Here is a sequence of six propositions, each of which builds on the ones before it, that concerns the curious relationship between survival and opportunity in these tumultuous times:
1. This national/world crisis has the ability, like wildfire or drought has, to push this community to needed change in a way nothing less drastic can.
2. We need to accept the fact of our fundamental interdependence and therefore that our only hope through this crisis is as a living, functioning community.
3. Government is an integral, essential component of community. It does our coop buying; it makes and enforces rules; it runs monopolies in water, waste water, electricity, storm drains and streets. It also delves into social services, tourism promotion, public art and other "non-core" activities. And, although this may be perceived as an intrusion on our individual rights, we have no choice; we have to make it work.
4. The national crisis in the treatment persons of color has made us aware of "implicit bias" and the unconscious set of values and perceptions (prejudices) that are oppressive and unjust to our fellow citizens. Also we have a parallel implicit bias toward government — and both undermine what is in essence our survival vehicle.
5. Professor Alma Rosa Alvarez, in her MLK Day address, presented key ideas from Dr. King's "An Experiment in Love" (1958), which dealt with the Six Pillars of Non-violence and the ancient Greek concept of agape. Interestingly, these ideas were developed when Dr. King was facing in many ways as daunting a crisis as we face today — and also they constitute a creative synthesis of both Christian and Eastern religious principles.

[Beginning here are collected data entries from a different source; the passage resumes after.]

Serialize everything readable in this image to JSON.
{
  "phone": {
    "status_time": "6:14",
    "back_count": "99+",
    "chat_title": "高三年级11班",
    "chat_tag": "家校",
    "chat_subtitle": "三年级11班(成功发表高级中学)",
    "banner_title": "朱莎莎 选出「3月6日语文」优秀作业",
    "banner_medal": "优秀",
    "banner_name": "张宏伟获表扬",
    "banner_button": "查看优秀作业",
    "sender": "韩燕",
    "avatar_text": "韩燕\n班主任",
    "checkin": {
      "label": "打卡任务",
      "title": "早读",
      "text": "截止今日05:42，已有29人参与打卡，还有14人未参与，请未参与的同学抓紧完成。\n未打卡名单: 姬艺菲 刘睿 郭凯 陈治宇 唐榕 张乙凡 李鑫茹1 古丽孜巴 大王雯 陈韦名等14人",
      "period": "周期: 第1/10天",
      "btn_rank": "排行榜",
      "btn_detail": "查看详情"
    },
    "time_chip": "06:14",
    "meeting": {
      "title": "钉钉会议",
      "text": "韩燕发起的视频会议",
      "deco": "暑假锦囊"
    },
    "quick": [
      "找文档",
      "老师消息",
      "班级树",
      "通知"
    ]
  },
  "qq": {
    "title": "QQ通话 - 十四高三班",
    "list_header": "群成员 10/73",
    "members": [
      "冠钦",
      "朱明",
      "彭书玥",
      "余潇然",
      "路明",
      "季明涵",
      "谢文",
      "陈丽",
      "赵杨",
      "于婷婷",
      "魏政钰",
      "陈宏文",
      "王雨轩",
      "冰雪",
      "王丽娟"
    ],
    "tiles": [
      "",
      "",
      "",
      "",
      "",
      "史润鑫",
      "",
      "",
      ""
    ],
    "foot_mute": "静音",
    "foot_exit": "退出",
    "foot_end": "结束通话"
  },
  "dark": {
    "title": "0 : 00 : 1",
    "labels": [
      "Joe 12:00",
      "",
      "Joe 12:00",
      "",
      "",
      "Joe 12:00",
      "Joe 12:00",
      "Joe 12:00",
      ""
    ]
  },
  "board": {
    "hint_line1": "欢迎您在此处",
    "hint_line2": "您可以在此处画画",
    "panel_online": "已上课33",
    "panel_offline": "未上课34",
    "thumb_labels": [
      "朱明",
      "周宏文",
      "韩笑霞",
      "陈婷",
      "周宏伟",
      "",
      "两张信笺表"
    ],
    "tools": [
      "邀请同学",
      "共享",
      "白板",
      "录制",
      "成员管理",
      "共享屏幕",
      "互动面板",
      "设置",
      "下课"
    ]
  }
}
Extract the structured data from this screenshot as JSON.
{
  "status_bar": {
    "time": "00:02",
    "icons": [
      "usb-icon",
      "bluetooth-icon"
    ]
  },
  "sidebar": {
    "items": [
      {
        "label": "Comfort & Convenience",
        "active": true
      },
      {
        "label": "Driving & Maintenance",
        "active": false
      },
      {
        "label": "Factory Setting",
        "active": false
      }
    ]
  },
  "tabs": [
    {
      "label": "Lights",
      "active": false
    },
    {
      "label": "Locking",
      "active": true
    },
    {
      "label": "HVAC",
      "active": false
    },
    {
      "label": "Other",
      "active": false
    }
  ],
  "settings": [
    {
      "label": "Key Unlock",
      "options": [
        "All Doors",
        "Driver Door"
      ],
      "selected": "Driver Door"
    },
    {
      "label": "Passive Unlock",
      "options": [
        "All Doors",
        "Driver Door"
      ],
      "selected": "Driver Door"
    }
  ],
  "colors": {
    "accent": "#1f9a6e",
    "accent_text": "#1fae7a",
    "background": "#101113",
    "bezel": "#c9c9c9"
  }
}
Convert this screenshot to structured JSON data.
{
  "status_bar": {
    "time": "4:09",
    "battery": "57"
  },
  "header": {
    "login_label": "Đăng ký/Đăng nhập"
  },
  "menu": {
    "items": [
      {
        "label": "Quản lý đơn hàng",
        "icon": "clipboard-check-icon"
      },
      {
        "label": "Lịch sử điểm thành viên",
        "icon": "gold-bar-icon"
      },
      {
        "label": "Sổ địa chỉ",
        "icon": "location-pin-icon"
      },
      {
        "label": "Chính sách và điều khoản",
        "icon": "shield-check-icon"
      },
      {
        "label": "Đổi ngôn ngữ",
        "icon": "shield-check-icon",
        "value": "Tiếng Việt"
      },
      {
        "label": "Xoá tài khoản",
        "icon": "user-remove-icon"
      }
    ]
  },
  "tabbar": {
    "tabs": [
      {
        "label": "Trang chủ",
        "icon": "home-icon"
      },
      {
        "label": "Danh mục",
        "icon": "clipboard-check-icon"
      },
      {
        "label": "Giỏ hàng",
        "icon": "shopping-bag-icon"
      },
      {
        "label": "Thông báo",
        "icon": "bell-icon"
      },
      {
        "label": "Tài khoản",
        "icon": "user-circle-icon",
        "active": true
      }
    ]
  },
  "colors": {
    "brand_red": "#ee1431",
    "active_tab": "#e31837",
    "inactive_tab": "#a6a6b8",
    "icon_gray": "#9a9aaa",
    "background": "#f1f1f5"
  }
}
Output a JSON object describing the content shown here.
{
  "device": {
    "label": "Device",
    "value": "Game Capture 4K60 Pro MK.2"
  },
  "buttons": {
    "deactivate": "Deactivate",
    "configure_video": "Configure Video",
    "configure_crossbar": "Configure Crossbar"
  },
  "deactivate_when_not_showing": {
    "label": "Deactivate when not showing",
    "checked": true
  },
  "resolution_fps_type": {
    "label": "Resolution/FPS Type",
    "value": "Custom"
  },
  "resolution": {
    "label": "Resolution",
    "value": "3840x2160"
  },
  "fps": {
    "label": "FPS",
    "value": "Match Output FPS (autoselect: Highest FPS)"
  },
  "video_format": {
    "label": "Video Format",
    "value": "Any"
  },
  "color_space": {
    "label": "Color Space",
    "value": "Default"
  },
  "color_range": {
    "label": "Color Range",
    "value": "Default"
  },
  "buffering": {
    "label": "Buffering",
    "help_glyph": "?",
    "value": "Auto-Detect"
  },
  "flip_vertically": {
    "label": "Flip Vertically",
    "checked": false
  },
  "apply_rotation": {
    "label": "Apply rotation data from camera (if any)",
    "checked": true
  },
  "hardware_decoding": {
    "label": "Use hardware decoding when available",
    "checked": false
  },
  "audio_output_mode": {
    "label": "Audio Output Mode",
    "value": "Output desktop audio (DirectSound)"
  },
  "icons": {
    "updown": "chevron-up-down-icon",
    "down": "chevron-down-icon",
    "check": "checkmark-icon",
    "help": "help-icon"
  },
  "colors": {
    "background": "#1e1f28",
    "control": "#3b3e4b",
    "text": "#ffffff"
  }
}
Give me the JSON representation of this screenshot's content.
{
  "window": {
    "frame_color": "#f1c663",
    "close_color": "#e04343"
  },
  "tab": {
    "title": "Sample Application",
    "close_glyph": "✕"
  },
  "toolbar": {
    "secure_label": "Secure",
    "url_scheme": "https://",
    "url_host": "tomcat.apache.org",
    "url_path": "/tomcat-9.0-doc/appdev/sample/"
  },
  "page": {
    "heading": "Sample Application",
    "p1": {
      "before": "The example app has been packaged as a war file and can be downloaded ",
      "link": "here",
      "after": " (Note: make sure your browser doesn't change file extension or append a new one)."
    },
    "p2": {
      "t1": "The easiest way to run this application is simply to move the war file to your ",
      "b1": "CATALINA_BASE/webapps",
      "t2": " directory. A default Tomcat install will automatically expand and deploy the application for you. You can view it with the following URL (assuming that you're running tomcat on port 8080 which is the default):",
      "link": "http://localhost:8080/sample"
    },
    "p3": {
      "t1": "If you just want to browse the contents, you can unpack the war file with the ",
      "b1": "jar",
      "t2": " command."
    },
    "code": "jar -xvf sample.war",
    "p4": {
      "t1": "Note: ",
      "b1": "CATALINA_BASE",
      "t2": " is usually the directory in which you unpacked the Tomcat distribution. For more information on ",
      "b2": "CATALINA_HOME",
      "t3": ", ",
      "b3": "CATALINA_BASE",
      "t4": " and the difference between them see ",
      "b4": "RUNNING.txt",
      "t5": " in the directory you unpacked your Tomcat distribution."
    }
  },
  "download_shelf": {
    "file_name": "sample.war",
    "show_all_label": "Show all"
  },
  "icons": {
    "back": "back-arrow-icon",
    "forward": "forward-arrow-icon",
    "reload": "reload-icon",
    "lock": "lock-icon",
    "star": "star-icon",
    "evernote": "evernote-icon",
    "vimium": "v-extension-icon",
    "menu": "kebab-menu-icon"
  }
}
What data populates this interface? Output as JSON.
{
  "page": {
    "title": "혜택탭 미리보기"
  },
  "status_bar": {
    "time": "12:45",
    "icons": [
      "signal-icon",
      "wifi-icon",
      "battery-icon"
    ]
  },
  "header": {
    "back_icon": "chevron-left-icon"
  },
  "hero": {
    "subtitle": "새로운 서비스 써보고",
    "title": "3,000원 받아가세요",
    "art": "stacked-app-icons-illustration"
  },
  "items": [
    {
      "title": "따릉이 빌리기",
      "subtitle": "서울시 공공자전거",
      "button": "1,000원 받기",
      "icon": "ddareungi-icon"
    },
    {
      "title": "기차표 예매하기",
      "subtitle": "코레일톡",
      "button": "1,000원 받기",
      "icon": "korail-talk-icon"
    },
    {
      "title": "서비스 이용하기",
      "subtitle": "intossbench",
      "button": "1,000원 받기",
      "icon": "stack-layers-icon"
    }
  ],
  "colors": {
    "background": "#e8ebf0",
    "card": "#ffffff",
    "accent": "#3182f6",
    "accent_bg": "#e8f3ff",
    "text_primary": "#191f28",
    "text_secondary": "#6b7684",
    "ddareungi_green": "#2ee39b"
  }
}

Dr. King: "Agape means understanding, redeeming good will for all men. It is an overflowing love which is purely spontaneous, unmotivated, groundless, and creative ... . It is a love in which the individual seeks not his own good, but the good of his neighbor."
We have been experiencing and expressing agape in Ashland in Unpacking Racism, in the Culture of Peace's candidates forum and most notably and powerfully in the Southern Oregon Women's March. This demonstrates our capability of functioning collectively at a much higher level than we normally do. As Dr. King observed, there is no formula — it comes spontaneously out of living in community and the quality of our person-to-person relationships.
There is one more key, connecting idea:
6. Peter Buckley in his new job as executive director of Southern Oregon Success, has been promoting the application of trauma-informed research conducted by Kaiser Permanente and the Centers for Disease Control (the Adverse Childhood Experiences study with over 17,000 subjects). Basically this study indicated that two-thirds of individuals suffer one or more of 10 traumatic experiences in their childhood and that these are co-related with adult physical and mental health illnesses.
We also know that trauma is generally a pervasive element of human existence that has broad influence in adult life. In particular, I believe it is linked with implicit bias in that it can convert our normal cognitive process of stereotyping into prejudice by infusing it with powerful unconscious emotional associations. But it can also become transformative in community if we consciously and intentionally manage it in our relationships with each other.
Christopher Fry wrote in his 1951 play, "A Sleep of Prisoners":
"Thank God our time is now when wrong
Comes up to face us everywhere,
Never to leave us till we take
The longest stride of soul we humans ever took."
Could dealing with our own implicit biases in human relationships and their associated traumas be that "longest stride" to which Fry is referring?
Oregon Poet Laureate William Stafford described trauma in action in human relationships in his "A Ritual To Read To Each Other" (1953, excerpted):
"If you don’t know the kind of person I am
and I don’t know the kind of person you are
a pattern that others made may prevail in the world
and following the wrong god home we may miss our star.
"For there is many a small betrayal in the mind,
a shrug that lets the fragile sequence break
sending with shouts the horrible errors of childhood
storming out to play through the broken dyke.
"And as elephants parade holding each elephant’s tail,
but if one wanders the circus won’t find the park,
I call it cruel and maybe the root of all cruelty
to know what occurs but not recognize the fact ..."
To the extent we can recognize our crucial interdependent and admit to ourselves that when we demonize, vilify, idolize and otherwise twist our perceptions to suit our prejudices we destroy community.
And if we can muster the strength and courage to act with self awareness in the service of living in community, then we can make something extraordinary out of these circumstances that chance or destiny has dealt us. We've already demonstrated to ourselves that this is possible.
— John Stromberg is mayor of Ashland.